Não podendo dizer que estamos perante um grande romance, parecendo-me até que a espantosa informação do Autor tolhe a eficácia do texto, direi que a criação do estruturado intelectual é um importante feito paraliterário. Sem denegação do lume, que existe descontinuadamente, outro fulgor mais importa: conhecer a década de vinte lisboeta obrigará, doravante, a que consideremos esta publicação como inquestionável elemento de leitura. E outros e muito importantes existem na bibliografia de França.
Dentro do romance cruzam lugares (o Chiado, o Rossio, a Brasileira, o Bristol, o São Carlos, o Museu das Janelas Verdes…) e personagens reconhecíveis (Almada, Pessoa, Stuart, Barradas, Pacheco…). E existem ainda alusões que são marcos geodésicos de uma época fulgurante e contraditória.
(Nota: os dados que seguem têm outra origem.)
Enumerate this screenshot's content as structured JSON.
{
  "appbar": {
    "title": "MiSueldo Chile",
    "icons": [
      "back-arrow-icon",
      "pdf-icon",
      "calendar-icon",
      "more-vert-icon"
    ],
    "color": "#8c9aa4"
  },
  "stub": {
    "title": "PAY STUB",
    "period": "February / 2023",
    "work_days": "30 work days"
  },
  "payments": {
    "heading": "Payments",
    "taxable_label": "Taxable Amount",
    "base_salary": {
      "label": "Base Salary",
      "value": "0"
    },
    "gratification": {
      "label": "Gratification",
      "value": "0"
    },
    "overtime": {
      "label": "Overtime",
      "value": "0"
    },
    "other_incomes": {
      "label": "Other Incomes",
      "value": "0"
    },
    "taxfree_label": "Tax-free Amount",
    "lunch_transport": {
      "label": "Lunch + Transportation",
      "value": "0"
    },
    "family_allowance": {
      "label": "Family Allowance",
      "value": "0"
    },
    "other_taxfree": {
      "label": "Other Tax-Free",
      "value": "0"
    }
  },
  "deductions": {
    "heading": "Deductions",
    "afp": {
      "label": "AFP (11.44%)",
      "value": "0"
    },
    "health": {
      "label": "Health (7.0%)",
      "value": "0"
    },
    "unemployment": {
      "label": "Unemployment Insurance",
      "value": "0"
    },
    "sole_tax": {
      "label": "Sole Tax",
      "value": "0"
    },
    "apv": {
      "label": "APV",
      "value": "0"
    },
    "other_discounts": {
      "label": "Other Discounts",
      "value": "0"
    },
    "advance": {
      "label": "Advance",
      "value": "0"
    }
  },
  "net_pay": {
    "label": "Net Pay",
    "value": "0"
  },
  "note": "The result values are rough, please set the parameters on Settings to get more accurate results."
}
Se é explicável que Thereza Leitão de Barros não tenha incluído Judith Teixeira na obra Escritoras de Portugal (Génio feminino revelado na Literatura Portuguesa), ensaio publicado em 1924 e muito em cima do êxito judithiano, o contrário penso relativamente a algumas obras de referência (dicionários de…) sobre mulheres intelectuais saídas nos últimos tempos, que, estranhamente, têm vindo a esquecer a poetisa aparatosamente.
O romance de José-Augusto França, referindo-se a Judith Teixeira, fala da sua “poesia sensual, ‘amorosa’, ‘pagã’”, que chocava com as “más intenções machistas”. Mais à frente, destaca-se a atenção da revista Europa a tudo o que acontecia de novo em arte.